To whatever extent the Twitter stuff is a problem, that is somewhat within his control even if some damage is already done because people don’t like him personally. He could adjust his behavior or his public commentary, or he could sell the company and take a loss. But on the other problems—demand in China and elsewhere, supply chains, more competition in the EV market—is there anything he could change that would improve Tesla’s position?
This is purely my opinion and/or analysis, but going back to the challenge of having this older lineup of cars that faces a huge raft of new competitors: One thing that I think would really shift the conversation in his favor is that the next quarterly special event, he’s like, “Yeah. We have three new Teslas, four new Teslas coming out. Two or three new crossovers, and a new sedan, and something else.” Show that there’s more coming in the lineup than just the Cybertruck, maybe by the end of the year, and a rumored but not confirmed update to the Model 3. Car companies do this all the time. They’re like, “Here’s a preview of what our lineup is going to look like over the next five years.”
If he did something like that, and Tesla says, “We’re confident in our ability to deliver,” I think they would shut up a lot of critics, I really do. But that’s not what we’re seeing.
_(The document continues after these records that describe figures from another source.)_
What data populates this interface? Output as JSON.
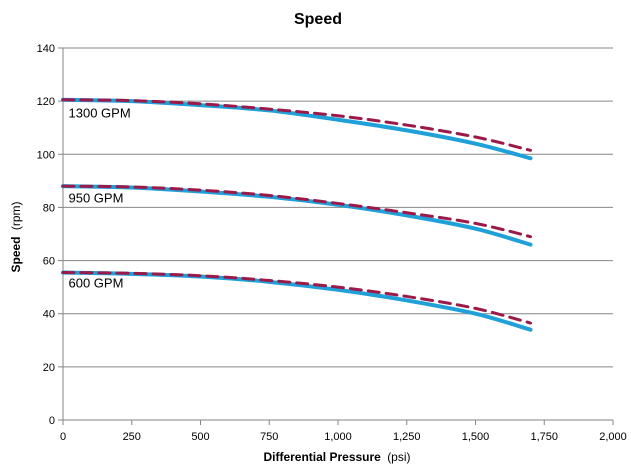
{
  "chart_data": {
    "type": "line",
    "title": "Speed",
    "xlabel": {
      "main": "Differential Pressure",
      "unit": "(psi)"
    },
    "ylabel": {
      "main": "Speed",
      "unit": "(rpm)"
    },
    "xlim": [
      0,
      2000
    ],
    "ylim": [
      0,
      140
    ],
    "x_ticks": [
      0,
      250,
      500,
      750,
      1000,
      1250,
      1500,
      1750,
      2000
    ],
    "x_tick_labels": [
      "0",
      "250",
      "500",
      "750",
      "1,000",
      "1,250",
      "1,500",
      "1,750",
      "2,000"
    ],
    "y_ticks": [
      0,
      20,
      40,
      60,
      80,
      100,
      120,
      140
    ],
    "y_tick_labels": [
      "0",
      "20",
      "40",
      "60",
      "80",
      "100",
      "120",
      "140"
    ],
    "grid": {
      "horizontal": true,
      "vertical": false
    },
    "legend": "none",
    "colors": {
      "solid": "#1fa0d8",
      "dashed": "#9b1a4a",
      "grid": "#868686",
      "axis": "#868686"
    },
    "series": [
      {
        "group": "1300 GPM",
        "style": "solid",
        "x": [
          0,
          250,
          500,
          750,
          1000,
          1250,
          1500,
          1700
        ],
        "y": [
          120.5,
          120.0,
          118.5,
          116.5,
          113.0,
          109.0,
          104.0,
          98.5
        ]
      },
      {
        "group": "1300 GPM",
        "style": "dashed",
        "x": [
          0,
          250,
          500,
          750,
          1000,
          1250,
          1500,
          1700
        ],
        "y": [
          120.5,
          120.2,
          119.0,
          117.0,
          114.5,
          111.0,
          106.5,
          101.5
        ]
      },
      {
        "group": "950 GPM",
        "style": "solid",
        "x": [
          0,
          250,
          500,
          750,
          1000,
          1250,
          1500,
          1700
        ],
        "y": [
          88.0,
          87.5,
          86.0,
          84.0,
          81.0,
          77.0,
          72.0,
          66.0
        ]
      },
      {
        "group": "950 GPM",
        "style": "dashed",
        "x": [
          0,
          250,
          500,
          750,
          1000,
          1250,
          1500,
          1700
        ],
        "y": [
          88.0,
          87.7,
          86.5,
          84.5,
          81.5,
          78.0,
          74.0,
          69.0
        ]
      },
      {
        "group": "600 GPM",
        "style": "solid",
        "x": [
          0,
          250,
          500,
          750,
          1000,
          1250,
          1500,
          1700
        ],
        "y": [
          55.5,
          55.0,
          54.0,
          52.0,
          49.0,
          45.0,
          40.0,
          34.0
        ]
      },
      {
        "group": "600 GPM",
        "style": "dashed",
        "x": [
          0,
          250,
          500,
          750,
          1000,
          1250,
          1500,
          1700
        ],
        "y": [
          55.5,
          55.2,
          54.3,
          52.5,
          50.0,
          46.5,
          42.0,
          36.5
        ]
      }
    ],
    "annotations": [
      {
        "text": "1300 GPM",
        "x": 20,
        "y": 113.8
      },
      {
        "text": "950 GPM",
        "x": 20,
        "y": 81.8
      },
      {
        "text": "600 GPM",
        "x": 20,
        "y": 49.8
      }
    ]
  }
}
Another thing I was going to add: It’s like comparing Tesla to Apple. I think a lot of the reasons that this stock was so overvalued for such a long time is that so many people really did believe that Tesla had the potential to become the Apple of cars. By that, I mean a force so disruptive that it owns 50 to 60 percent of the market share, and the rest is just split up between some smaller players. Much like how our phone market is 50, 60 percent iPhone, and then the rest is Android made by a couple of different companies.
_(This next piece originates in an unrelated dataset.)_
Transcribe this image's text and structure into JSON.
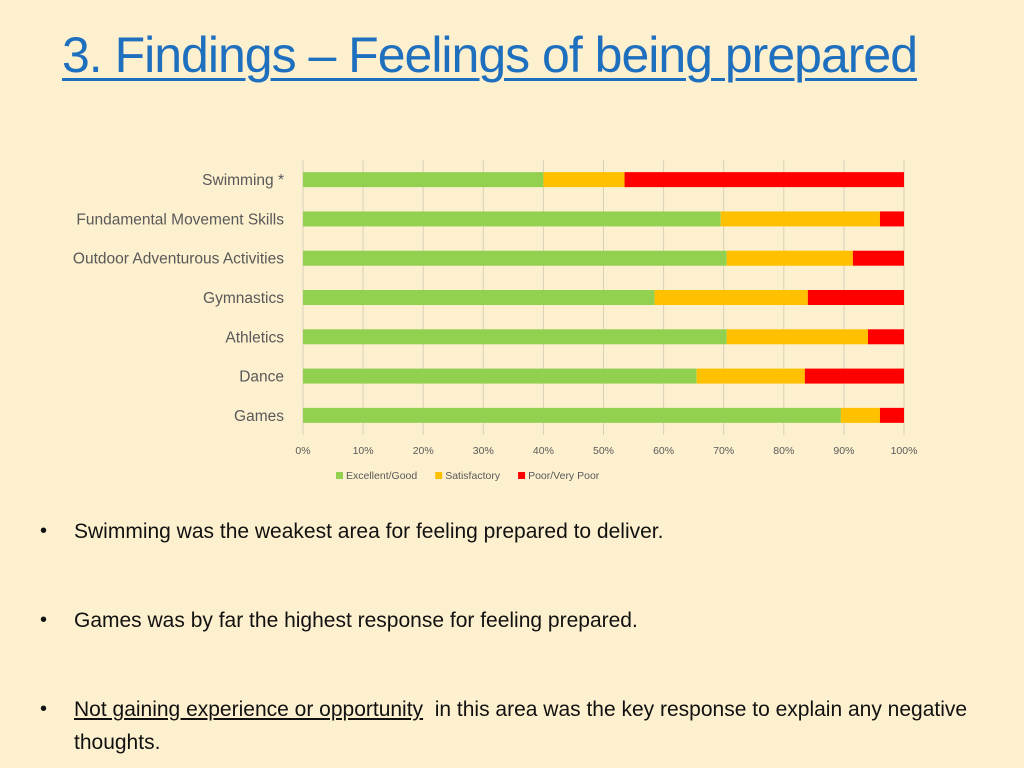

I think that they did think that would happen, and I don’t consider that a realistic look at the future. I think that Tesla stands to be a really big EV player, as it is now, if it keeps making the right product decisions. It’ll compete against a lot of legacy brands that get EVs right. A lot of legacy brands that don’t get that right are probably going to die off. But viewing it as just like, “Oh, this is going to be the car company one day,” I think it is a bit overly optimistic and at odds with how different the auto industry is from making phones.